EN We ask that you join a growing, global movement of people committed to a purpose—a cause—to defend, promote and ensure that the Internet remains open and free.
turečtina | Angličtina |
---|---|
amacı | purpose |
küresel | global |
TR Son teslim tarihleriniz sıkıdır ve içeriğinizde bir grup kişiye ulaşmanız gerekir ve bunun hızlı bir şekilde yapılması gerekir
EN You’ve got tight deadlines and you need to get a bunch of people across your content and you need it done fast
TR Birçok ITAA üyesi, sosyal medyayla ilgili bir sorunları olduğunu keşfeder. Bunun sizin için doğru olup olmadığını anlamanıza yardımcı olacak bazı sorular.
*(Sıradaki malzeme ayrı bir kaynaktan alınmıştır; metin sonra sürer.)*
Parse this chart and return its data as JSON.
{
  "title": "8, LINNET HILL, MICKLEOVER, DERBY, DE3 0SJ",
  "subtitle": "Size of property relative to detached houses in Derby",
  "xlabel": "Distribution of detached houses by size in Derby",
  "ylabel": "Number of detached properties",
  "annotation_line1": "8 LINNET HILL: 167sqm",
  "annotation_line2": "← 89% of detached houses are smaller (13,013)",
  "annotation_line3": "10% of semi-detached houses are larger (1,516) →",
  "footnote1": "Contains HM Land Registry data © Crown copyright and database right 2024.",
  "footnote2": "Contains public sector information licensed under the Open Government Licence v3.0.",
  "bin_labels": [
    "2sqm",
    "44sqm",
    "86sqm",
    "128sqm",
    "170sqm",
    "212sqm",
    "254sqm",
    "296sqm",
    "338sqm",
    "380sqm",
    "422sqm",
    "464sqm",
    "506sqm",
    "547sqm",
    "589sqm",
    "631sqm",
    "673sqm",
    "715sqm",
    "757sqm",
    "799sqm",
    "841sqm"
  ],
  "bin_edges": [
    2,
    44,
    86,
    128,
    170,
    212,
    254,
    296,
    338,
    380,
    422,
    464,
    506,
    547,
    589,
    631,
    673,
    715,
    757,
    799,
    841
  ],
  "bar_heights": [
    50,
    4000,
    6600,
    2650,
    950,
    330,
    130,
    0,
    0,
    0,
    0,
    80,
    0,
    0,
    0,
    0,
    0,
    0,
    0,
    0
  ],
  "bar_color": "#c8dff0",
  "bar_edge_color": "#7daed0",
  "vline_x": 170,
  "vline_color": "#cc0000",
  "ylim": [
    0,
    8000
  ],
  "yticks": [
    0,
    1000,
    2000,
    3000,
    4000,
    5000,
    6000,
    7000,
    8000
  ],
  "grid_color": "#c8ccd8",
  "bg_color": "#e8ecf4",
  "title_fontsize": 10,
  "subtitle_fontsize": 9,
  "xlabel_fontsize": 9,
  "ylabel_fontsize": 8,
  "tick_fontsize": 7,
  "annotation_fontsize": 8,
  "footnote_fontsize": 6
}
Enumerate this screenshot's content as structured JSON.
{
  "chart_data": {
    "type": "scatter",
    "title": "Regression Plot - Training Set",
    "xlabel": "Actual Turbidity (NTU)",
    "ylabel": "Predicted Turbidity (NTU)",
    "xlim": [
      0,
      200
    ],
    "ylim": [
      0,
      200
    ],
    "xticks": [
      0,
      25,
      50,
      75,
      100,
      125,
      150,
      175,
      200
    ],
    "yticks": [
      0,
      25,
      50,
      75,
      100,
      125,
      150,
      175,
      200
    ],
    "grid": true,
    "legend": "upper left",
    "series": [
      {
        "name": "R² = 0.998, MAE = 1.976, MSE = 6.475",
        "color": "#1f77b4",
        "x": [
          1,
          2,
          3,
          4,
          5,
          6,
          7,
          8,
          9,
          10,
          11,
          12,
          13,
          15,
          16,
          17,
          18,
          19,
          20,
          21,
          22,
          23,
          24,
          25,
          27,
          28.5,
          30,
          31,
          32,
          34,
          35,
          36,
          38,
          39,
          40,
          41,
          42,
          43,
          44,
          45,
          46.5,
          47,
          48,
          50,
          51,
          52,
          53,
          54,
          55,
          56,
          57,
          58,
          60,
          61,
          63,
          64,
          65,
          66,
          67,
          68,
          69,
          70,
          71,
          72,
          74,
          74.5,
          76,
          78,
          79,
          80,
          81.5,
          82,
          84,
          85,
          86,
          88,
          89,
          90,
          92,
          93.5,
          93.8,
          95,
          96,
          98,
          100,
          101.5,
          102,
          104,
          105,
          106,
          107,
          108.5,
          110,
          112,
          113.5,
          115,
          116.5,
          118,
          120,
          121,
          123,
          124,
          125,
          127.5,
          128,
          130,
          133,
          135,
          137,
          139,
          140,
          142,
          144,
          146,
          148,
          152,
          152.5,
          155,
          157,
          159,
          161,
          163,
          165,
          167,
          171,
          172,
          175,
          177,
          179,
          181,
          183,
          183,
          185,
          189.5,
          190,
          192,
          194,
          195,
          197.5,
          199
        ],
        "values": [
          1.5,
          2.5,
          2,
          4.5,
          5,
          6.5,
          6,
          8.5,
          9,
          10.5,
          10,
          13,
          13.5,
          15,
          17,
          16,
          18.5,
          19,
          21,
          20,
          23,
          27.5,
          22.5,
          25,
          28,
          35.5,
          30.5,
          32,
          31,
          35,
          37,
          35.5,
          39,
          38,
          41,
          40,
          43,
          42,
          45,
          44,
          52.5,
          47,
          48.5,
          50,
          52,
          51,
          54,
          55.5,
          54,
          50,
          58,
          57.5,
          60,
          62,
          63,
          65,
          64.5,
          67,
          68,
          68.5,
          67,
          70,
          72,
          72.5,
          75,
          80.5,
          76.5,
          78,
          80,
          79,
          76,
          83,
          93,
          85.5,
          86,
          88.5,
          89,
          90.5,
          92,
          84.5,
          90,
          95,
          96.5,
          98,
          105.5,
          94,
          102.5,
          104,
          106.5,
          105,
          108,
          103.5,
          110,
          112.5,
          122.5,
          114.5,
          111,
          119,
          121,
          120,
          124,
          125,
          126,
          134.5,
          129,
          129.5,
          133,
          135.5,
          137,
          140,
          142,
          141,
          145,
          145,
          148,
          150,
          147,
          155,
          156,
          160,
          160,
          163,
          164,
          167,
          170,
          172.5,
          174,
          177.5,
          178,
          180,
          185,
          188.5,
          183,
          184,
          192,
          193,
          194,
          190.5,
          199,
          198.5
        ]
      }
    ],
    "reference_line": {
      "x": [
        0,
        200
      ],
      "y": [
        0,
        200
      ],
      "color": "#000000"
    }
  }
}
EN Many ITAA members discover they have a problem with social media. Here are some questions to help you understand if this is true for you.
turečtina | Angličtina |
---|---|
itaa | itaa |
olup | if |
TR Birçok ITAA üyesi, sorunlarından birinin akıllı telefon bağımlılığı olduğunu düşünüyor. Bunun sizin için bir sorun olup olmadığına karar vermenize yardımcı olabilecek bazı sorular.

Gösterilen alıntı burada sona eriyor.